Reddit is about to make the internet a bit less useful by blocking the Wayback Machine, part of the Internet Archive, from indexing most of its content. This move aims to stop AI companies from scraping Reddit data through the archive, which has long been a helpful tool for preserving website history and tracking changes over time.
The Wayback Machine snapshots websites at different points, allowing users to see pages that no longer exist or have changed significantly. For example, it holds archives of the old BioWare forums before their 2016 closure, and helps track shifts like changes on Steam pages. It even answers weird questions like whether the CIA ever ran a Star Wars fan site (yes, it did).
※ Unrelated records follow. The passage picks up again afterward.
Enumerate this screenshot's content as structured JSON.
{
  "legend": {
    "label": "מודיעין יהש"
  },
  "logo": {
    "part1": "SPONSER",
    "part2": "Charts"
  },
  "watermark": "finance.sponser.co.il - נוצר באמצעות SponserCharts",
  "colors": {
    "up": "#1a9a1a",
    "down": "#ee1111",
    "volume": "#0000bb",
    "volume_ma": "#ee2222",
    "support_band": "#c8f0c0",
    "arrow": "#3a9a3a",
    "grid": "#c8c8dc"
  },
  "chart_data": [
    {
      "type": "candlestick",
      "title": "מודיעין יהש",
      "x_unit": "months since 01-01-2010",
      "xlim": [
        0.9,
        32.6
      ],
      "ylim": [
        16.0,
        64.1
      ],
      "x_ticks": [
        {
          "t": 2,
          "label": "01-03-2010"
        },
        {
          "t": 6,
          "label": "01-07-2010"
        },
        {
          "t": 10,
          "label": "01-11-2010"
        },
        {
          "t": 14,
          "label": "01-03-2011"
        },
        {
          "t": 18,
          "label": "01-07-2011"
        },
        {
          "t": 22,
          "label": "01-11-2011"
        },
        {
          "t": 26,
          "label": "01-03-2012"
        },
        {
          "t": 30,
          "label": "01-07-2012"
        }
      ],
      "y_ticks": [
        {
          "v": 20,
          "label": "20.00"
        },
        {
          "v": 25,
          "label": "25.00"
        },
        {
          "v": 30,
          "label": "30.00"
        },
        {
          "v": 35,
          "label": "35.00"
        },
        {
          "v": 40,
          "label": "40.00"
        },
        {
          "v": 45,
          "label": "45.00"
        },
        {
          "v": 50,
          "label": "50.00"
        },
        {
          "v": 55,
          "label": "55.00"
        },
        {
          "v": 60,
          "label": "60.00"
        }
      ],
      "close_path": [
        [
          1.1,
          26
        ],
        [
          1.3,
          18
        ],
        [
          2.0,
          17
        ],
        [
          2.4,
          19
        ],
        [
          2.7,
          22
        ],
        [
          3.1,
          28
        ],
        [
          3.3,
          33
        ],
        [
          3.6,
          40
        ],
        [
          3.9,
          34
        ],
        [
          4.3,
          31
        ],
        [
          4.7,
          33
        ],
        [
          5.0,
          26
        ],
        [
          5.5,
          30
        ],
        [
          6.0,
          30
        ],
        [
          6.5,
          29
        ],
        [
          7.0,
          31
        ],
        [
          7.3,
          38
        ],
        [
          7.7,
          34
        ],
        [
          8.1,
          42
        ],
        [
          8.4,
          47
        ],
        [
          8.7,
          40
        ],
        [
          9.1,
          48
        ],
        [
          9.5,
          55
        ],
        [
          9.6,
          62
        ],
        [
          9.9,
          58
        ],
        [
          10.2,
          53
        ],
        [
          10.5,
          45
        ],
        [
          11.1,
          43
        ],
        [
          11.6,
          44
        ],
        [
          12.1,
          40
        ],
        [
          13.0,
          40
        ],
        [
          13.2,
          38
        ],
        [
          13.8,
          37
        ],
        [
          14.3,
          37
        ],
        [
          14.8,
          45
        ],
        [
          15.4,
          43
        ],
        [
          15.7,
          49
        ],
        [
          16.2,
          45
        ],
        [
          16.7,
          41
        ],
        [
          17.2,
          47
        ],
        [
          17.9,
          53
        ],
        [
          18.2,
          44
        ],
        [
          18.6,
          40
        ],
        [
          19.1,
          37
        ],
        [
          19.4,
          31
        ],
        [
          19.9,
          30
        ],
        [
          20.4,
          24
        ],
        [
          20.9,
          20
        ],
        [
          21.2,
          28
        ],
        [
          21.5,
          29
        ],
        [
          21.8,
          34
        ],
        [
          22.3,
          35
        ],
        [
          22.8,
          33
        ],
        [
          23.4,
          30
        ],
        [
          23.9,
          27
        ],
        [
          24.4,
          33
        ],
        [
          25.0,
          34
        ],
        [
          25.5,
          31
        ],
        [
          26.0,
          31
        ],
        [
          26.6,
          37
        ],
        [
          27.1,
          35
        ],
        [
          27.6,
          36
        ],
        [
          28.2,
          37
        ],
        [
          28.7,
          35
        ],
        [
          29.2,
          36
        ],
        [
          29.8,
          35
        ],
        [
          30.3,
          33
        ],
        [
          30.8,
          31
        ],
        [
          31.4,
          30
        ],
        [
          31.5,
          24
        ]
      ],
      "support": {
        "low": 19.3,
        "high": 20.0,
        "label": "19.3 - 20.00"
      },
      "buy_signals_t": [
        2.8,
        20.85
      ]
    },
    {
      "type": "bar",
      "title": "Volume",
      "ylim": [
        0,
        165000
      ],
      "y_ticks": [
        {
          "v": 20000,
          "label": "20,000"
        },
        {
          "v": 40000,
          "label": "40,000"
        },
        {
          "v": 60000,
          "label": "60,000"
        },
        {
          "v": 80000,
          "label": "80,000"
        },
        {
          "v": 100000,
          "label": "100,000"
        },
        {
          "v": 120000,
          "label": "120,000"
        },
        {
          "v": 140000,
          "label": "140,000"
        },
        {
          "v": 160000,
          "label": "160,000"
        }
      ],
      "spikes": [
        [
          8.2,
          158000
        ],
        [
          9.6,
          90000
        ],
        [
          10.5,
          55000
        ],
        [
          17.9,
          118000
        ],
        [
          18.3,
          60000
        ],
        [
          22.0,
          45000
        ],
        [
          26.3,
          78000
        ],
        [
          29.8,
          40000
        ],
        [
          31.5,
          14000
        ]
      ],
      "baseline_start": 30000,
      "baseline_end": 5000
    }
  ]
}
Reddit will now block the Wayback Machine from crawling anything beyond its homepage, which means individual subreddits and posts won’t be archived anymore. Reddit’s spokesperson, Tim Rathschmidt, said this is because AI companies have been scraping data from the Wayback Machine in ways that violate Reddit’s platform policies.
These restrictions on the Wayback Machine’s Reddit coverage started ramping up recently, with Reddit informing the Internet Archive ahead of time. But here’s the thing: Reddit isn’t doing this to protect users from AI abuse. They made a deal with Google in 2024 to allow their content for AI training and followed it up with a partnership with OpenAI. So, it’s less about principle and more about money.
The Internet Archive is a non-profit that provides a genuinely helpful service by preserving internet history accurately, unlike AI chatbots that sometimes spit out nonsense or offensive content. Cutting off Reddit from the Wayback Machine means losing access to a massive trove of information on countless topics, which kinda sucks for anyone who values digital preservation.
What’s more helpful here? A money-driven content gate or a free archive that helps keep internet history alive? Reddit’s choice makes you wonder about priorities in this AI age.